Wheelbase: 8’ 7". Track: 4’ 4".
Engine. The Renwick & Bertelli designed overhead camshaft 4 cylinder 8 valve engine. Dry sump as per the ‘Standard Sports Model’.
Bore: 63.9 mm, stroke: 99 mm, 1495 cc.
Compression ratio: 6.5:1.
Power: approximately 60 bhp at 4750 rpm.
Torque: approximately 55 lbft.
Twin SU 1⅛" side draught carburettor.
Two ‘Autopulse’ fuel pumps mounted on the rear of the chassis.
Transmission. Aston Martin designed 4 speed crash gearbox with straight cut gears, constant mesh main shaft and layshaft, dog clutch 4th speed and reverse. The gearbox is mounted 4" further back in the chassis allowing more room for the feet in the foot-wells.

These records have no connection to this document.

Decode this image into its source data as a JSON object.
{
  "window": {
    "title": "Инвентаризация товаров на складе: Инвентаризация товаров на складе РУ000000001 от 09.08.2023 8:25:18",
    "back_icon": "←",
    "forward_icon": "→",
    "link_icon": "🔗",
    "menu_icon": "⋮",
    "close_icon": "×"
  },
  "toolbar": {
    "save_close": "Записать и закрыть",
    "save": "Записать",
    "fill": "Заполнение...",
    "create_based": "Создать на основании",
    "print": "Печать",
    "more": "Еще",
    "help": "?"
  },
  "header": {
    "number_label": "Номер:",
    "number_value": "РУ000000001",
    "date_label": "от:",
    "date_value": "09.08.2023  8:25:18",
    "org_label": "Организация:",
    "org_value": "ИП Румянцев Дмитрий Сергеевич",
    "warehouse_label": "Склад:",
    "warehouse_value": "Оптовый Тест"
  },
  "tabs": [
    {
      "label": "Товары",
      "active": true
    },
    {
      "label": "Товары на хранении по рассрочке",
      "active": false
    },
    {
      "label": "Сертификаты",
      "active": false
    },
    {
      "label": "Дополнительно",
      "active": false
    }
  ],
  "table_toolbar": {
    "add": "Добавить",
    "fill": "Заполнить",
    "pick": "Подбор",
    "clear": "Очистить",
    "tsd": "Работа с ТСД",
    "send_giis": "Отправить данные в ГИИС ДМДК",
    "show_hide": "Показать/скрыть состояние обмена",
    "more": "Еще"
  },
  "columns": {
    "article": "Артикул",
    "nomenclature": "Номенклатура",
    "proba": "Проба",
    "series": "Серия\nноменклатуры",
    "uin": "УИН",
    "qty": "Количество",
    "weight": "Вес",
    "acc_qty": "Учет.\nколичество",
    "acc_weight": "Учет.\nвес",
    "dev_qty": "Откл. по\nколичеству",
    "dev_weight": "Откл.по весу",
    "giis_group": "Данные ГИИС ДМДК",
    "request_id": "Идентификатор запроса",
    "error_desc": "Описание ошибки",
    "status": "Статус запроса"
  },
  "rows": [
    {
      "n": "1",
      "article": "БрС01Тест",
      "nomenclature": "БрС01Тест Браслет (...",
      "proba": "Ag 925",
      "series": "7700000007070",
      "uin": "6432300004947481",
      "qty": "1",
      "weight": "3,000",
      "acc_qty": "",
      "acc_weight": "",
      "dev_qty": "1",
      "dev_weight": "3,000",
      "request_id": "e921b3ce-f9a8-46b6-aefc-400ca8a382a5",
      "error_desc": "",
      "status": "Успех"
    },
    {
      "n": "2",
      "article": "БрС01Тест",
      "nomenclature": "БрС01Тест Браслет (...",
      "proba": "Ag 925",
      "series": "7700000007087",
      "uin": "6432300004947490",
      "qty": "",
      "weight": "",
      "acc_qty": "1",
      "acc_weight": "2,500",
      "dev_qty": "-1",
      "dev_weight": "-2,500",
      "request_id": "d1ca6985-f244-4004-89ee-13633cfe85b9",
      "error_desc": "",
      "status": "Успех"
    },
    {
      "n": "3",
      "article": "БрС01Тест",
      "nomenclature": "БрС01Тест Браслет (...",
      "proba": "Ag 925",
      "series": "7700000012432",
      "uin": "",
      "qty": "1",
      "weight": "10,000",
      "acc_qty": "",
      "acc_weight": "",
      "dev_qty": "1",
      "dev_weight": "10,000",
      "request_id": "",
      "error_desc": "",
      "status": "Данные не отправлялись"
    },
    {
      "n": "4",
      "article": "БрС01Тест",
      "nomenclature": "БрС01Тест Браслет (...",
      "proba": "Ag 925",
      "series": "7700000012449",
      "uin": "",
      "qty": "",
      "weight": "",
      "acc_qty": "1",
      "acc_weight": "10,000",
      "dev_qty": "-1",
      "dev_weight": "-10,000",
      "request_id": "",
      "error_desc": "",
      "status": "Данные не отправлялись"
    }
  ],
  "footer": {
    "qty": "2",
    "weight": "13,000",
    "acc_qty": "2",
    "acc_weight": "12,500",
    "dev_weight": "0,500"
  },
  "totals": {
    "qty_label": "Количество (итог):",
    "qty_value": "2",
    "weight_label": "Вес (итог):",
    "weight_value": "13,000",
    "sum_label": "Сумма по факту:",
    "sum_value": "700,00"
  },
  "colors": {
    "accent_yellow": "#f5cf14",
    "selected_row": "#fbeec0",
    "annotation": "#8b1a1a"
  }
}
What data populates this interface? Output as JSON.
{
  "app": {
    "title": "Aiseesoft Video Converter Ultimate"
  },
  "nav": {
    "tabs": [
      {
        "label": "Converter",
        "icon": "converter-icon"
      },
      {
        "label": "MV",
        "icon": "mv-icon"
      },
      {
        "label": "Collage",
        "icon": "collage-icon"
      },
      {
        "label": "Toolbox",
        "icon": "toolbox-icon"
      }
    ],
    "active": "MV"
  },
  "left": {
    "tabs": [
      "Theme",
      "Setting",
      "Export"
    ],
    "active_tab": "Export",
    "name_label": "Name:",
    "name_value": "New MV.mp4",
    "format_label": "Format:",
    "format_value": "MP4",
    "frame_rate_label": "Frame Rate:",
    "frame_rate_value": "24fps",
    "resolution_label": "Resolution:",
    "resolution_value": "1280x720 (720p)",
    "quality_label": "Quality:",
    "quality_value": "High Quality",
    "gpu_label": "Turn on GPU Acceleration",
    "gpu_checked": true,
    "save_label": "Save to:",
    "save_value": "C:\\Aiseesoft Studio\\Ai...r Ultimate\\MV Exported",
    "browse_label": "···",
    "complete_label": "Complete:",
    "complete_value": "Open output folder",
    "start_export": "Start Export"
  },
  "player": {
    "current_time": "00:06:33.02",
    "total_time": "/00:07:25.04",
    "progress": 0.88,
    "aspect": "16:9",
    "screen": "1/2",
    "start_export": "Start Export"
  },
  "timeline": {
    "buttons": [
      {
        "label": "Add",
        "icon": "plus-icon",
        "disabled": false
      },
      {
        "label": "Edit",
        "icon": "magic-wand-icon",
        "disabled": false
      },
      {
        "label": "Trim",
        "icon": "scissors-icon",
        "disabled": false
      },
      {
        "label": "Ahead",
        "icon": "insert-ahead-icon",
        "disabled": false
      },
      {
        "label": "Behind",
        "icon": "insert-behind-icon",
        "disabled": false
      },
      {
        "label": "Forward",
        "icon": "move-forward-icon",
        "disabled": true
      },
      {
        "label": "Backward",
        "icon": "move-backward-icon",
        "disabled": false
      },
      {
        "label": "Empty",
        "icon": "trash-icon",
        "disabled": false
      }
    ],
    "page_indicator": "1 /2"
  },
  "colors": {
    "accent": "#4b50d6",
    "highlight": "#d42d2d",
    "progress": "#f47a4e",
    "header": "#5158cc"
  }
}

The clutch is now the later type ‘push off’ Borg and Beck with single large coil spring. Ratios: 16.31:1, 10.48:1, 6.43:1, 4.66:1.
Steering. ‘Bishop Cam’ box, by worm and peg.
Wheels and tyres. Rudge Whitworth’ 52mm x 21", well base, 60 spoke wheels with 2⅜" wide rim, fitted with 4.50 x 21" tyres.
Suspension. Semi-elliptic leaf springs front and rear. ‘Hartford’ friction dampers.
Brakes. 14" aluminium drums with shrunk in steel liners and 1⅛" wide cam operated shoes mounted on a single pivot, actuated by rods. Perrot operated at the front. Handbrake operates all four brakes. Rear brake lever cross shaft now 4" further back shortening the rear brake rod. From 1929 the front axle is fitted with a torque reaction cable to prevent wind up of the front axle under hard braking.
Track: 4’ 4".
Width: 5’ 3".
Height: 4’ 4" (hood raised), Saloon 5’ 2".
Weight: 18 cwt.
Fuel tank capacity: 20 gallons.
Performance: approximately 80 mph. 65 mph (saloon).
Price (1932) £595
2. Four -seater Open Tourer.
The long chassis cars were rather heavy for a 1½ litre engine and were not a great success. They were bodied as rather cumbersome looking four door tourers, many with a large trunk over the rear mounted fuel tank. Some had a rather unsightly bulge at the back to enclose luggage, which could be accessed behind the rear seat.
As International Four Seater Sports, but chassis length is now 9’ 10" and overall length 13’ 4". Weight is 19 cwt. Being very heavy, top speed was not more than 70 mph.
Gearbox ratios: 17.85:1, 11.47:1, 7.03:1, 5.1:1.
Price (1932) £630.
3. Two Door Saloon
Heavier still than the Tourer, the Saloon must have been the slowest of all pre-war Aston Martins; only one example is known to survive. In fact, only one 2 door example was built. It was however, very well finished, both inside and out and was upholstered in best quality ‘furniture hide’. At £595 it was the price of a large family home and was certainly amongst the more expensive medium sized saloons available at the time.
Specification. As four seater tourer, but with full closed saloon coachwork. Price £725.
4. Four Door Saloon
Almost identical to the two door saloon, but with the rear doors hinged at the ‘B’ post (opening the modern conventional way). This did however cost more to build.
Specification. As Two Door Saloon, but the extra cost of making and fitting two extra doors bought the price up to £745.